Intel Vanderpool Technology – The Return of the Monitor

Intel has beat AMD and created some technology called Vanderpool that assists Virtual Machine Monitors (VMM) with some hardware. Otherwise, software like VMWare has to go through all sorts of tricks to safely run more than one OS on some hardware. I believe that in the near future, everyone will be running a VMM. It is just too useful when dealing with OS failure (which still happens, and is still painful to recover from) and the technology will become commodity (ie. inexpensive). Whether the Vanderpool implementation is good or not, I can’t determine right now.

It is also nice to see the return of the ‘Monitor’ concept. Back in ye old days, there was another layer between the OS and the hardware, it was called the ‘Monitor’. On some systems, people considered it to be the OS, especially smaller systems like the Apple ][.

On larger, much more interesting systems, it was much more powerful, and very very handy when OSes crashed. I remember using a monitor on Vaxes and NeXT boxes. All of the Sun workstations that I had experience with had them as well. With a monitor, you could interrupt the OS, and then do simple operations like:

  • investigate the CPU or memory
  • run a debugger or attach to an off machine kernel debugger
  • reboot the system

Usually, all of this could be done over a serial interface, and it was Extremely Handy when the OS wasn’t responding and it was Very Far Away.

The Sun monitor system was pretty much state of the art, as far as I have experienced. They had all sorts of powerful systems built in. You could peek at or test hardware, do simple network operations, and even sync pages to the disk before a reboot (wow!). I think they even had the ability to view the current process list or the thread list (or maybe it was old NeXT hardware?)

I am not sure, but I think all of the Apple PowerPC systems may have a monitor lurking in their ROMs. Maybe someone who reads this will let me know.

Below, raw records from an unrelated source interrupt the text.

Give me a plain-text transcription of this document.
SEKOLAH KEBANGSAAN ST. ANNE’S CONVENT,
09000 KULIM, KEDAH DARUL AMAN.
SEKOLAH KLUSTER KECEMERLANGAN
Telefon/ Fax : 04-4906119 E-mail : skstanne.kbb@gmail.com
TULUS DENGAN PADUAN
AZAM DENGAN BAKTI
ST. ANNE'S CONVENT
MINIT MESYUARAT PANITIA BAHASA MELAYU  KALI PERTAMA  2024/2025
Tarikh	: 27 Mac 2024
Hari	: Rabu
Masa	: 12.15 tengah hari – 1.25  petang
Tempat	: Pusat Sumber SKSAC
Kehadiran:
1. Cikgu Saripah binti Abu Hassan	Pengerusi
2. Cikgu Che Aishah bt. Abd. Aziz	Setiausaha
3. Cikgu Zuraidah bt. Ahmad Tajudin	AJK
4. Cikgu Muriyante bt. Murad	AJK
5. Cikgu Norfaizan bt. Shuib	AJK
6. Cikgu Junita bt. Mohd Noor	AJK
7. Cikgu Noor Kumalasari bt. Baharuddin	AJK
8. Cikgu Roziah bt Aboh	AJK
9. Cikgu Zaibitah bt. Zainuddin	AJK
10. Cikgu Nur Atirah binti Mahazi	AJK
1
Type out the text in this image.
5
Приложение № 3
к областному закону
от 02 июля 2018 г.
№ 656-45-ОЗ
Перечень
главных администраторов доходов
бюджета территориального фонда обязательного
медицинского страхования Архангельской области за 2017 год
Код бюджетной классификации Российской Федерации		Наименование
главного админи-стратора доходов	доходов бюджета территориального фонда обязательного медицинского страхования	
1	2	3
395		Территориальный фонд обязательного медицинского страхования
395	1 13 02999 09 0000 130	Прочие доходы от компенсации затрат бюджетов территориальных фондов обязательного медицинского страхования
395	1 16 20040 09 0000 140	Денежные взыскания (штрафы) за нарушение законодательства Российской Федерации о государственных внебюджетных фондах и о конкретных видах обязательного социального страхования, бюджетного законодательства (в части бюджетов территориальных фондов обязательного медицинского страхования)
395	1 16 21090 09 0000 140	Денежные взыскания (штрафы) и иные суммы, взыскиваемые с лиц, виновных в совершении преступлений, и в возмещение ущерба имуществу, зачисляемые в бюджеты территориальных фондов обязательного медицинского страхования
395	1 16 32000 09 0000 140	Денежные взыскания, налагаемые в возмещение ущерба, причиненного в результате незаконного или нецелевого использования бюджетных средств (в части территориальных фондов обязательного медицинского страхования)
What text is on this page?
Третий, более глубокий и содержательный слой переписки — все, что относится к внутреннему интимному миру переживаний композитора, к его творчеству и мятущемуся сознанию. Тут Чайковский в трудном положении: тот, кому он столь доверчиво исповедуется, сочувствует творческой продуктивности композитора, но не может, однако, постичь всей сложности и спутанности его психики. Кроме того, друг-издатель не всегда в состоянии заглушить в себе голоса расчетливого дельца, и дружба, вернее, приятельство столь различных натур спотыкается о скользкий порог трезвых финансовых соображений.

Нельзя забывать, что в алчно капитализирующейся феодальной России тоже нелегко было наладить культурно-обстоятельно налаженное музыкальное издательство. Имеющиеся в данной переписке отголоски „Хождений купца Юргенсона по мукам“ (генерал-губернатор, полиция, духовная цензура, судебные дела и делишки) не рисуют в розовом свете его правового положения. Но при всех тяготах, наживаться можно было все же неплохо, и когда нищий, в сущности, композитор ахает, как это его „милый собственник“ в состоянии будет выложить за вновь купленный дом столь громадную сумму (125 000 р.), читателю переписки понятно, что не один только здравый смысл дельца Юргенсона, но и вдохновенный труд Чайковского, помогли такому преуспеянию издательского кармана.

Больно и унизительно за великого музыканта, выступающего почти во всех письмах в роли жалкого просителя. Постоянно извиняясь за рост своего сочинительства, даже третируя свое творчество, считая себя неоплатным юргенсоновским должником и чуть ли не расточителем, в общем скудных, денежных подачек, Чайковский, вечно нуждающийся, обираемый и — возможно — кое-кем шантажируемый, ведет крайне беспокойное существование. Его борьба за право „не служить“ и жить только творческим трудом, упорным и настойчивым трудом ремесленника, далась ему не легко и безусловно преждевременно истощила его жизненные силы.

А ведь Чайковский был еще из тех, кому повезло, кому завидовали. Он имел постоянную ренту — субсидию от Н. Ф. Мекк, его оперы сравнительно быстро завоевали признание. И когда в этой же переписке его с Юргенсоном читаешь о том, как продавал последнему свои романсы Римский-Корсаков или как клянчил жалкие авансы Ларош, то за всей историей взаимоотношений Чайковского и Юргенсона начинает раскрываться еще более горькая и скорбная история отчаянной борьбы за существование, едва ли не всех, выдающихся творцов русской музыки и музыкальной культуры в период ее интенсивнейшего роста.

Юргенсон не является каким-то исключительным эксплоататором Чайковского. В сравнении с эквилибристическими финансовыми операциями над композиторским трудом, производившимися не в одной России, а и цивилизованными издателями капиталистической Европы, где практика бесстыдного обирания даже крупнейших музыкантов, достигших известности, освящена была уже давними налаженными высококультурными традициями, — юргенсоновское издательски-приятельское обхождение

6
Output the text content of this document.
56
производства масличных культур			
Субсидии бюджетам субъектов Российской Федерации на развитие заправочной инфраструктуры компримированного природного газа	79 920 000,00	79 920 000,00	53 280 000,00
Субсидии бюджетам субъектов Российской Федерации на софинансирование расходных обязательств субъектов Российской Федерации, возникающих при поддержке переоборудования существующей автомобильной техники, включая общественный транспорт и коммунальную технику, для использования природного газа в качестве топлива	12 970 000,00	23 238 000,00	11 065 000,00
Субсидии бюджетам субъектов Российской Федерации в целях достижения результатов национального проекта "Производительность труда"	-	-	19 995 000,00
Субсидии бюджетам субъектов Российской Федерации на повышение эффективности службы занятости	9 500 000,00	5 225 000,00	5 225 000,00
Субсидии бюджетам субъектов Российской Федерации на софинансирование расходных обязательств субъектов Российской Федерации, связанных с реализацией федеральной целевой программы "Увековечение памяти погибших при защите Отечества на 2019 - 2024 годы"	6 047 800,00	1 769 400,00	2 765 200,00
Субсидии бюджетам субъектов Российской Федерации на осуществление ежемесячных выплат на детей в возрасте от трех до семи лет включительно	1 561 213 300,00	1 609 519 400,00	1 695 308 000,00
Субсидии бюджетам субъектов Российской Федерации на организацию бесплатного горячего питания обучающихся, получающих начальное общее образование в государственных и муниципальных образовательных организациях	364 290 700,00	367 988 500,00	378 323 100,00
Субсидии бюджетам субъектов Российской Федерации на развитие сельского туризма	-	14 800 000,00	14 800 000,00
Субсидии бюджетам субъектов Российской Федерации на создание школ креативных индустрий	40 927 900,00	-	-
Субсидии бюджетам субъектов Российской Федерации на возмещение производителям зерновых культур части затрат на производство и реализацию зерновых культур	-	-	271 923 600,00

At any rate, systems like this were very important for systems management and OS development. Without them, you had to do a power-off reboot all the time and depend on a lot of kernel printf’s to the console in order to determine the state of the system when it was crashing. The BIOS on a PC was just barely enough to start the host OS. When the OS on a PC crashed, that was pretty much it. So, although PC’s are cheap, they were painful to develop OSes on.